The cause of macular degeneration is considered to be visible light which can result in the formation and accumulation of metabolic byproducts in the retinal pigment epithelium (RPE), which normally helps remove metabolic byproducts from the retina. The excess accumulation of these metabolic byproducts interferes with the normal metabolic activity of the RPE and can lead to the formation of drusen.

Some postulate these changes are initiated by isolated regions of choriocapillaris vascular failure. These proceedings cause the RPE to degenerate, resulting in photoreceptor loss.

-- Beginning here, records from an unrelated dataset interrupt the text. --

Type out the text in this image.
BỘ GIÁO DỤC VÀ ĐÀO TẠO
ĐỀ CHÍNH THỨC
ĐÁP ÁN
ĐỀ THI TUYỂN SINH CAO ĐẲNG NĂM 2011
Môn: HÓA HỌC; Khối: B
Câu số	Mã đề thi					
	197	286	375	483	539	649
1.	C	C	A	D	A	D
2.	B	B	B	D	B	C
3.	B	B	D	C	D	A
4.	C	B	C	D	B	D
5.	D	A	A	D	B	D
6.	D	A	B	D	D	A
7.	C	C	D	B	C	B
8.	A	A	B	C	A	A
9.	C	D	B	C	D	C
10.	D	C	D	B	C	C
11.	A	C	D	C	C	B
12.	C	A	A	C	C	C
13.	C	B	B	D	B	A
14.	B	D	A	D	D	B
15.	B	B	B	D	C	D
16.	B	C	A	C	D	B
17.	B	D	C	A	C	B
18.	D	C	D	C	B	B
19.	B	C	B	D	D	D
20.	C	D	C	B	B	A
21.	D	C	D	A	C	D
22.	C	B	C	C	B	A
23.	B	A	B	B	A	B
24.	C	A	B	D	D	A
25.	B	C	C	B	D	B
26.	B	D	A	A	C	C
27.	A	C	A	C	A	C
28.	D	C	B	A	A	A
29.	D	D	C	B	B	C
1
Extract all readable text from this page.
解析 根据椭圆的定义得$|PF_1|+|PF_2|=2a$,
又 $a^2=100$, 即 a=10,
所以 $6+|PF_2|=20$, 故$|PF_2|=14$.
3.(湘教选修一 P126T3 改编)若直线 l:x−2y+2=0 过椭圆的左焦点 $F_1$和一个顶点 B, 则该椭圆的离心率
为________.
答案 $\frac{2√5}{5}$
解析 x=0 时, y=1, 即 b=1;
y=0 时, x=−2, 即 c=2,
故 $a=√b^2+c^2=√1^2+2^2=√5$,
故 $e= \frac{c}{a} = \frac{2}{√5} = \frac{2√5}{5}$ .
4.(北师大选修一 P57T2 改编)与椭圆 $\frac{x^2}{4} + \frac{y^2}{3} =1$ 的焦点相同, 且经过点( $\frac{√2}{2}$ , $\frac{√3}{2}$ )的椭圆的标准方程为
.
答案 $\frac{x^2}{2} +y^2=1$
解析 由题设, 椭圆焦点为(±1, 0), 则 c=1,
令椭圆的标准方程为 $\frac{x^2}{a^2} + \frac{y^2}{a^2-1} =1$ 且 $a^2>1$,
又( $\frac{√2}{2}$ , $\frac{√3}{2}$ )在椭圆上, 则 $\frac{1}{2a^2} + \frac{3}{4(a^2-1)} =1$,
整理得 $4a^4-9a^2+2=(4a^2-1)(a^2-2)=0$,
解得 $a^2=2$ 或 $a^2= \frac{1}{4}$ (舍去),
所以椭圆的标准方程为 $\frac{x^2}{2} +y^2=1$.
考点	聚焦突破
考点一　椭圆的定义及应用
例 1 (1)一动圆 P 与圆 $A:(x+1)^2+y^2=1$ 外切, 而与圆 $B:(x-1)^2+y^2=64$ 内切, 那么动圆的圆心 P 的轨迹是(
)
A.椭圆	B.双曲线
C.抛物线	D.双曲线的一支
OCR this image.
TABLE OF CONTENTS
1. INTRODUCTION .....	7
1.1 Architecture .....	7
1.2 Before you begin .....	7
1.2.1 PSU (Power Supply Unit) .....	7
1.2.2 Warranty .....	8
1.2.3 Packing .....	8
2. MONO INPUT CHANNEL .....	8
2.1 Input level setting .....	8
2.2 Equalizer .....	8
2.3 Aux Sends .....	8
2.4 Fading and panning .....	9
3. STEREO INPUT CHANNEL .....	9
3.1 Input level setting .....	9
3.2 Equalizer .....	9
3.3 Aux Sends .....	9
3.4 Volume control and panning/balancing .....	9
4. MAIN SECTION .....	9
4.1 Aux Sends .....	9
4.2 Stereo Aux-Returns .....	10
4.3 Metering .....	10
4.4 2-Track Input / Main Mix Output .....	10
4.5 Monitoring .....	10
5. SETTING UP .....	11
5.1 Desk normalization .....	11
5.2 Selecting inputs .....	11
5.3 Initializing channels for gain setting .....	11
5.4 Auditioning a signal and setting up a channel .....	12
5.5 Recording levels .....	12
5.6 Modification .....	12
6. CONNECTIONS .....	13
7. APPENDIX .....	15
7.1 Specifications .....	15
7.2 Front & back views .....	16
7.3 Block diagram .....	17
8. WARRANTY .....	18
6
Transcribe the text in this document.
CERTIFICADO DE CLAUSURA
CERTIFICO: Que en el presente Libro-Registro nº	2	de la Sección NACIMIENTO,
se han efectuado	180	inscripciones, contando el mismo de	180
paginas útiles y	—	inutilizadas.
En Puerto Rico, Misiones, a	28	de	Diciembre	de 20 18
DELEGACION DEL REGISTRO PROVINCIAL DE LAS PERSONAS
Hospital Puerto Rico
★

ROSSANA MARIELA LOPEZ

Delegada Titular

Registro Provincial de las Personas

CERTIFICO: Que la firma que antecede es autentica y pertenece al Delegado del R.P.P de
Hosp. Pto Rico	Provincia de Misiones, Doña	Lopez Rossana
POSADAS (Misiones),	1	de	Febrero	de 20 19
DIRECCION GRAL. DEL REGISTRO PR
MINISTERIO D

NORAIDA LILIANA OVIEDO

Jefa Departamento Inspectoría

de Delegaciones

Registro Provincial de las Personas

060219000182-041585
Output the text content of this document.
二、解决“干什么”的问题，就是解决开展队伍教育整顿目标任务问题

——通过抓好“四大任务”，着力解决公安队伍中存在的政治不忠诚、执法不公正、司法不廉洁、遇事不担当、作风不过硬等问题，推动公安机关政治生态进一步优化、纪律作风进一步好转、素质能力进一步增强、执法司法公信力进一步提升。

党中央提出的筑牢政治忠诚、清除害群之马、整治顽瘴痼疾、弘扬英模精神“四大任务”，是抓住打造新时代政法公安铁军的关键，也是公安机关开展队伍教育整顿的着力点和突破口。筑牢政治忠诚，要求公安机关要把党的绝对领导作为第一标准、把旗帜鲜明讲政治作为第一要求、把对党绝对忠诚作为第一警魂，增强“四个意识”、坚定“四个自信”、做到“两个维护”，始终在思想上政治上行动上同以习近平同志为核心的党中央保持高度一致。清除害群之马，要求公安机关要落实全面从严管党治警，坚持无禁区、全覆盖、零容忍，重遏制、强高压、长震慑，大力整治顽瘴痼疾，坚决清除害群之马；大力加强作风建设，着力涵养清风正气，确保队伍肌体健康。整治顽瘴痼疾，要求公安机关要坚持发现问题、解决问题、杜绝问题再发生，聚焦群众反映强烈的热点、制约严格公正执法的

As the photoreceptors disintegrate, the inner nuclear layer collapses and contacts BruchÕs membrane, initializing the degeneration of the outer retinal layers.

Some theorize that the mechanism of damage may be through ultraviolet radiation-induced oxidation and free radical formation within these structures.

Risk factors include: Excess sunlight exposure; Blue or light iris color; Hyperopia; History of cardiovascular disease (hypertension, circulatory problems); Short height; History of lung infection; and Cigarette smoking.

Conventional Labs

Macular degeneration is diagnosed by opthalmoscopy, which shows drusen (small bright structures seen in the retina and in the optic disc), retinal pigment epithelial atrophy or clumping in the macula.

Standard lab tests are recommended to identify risk factors, especially cardiovascular disease.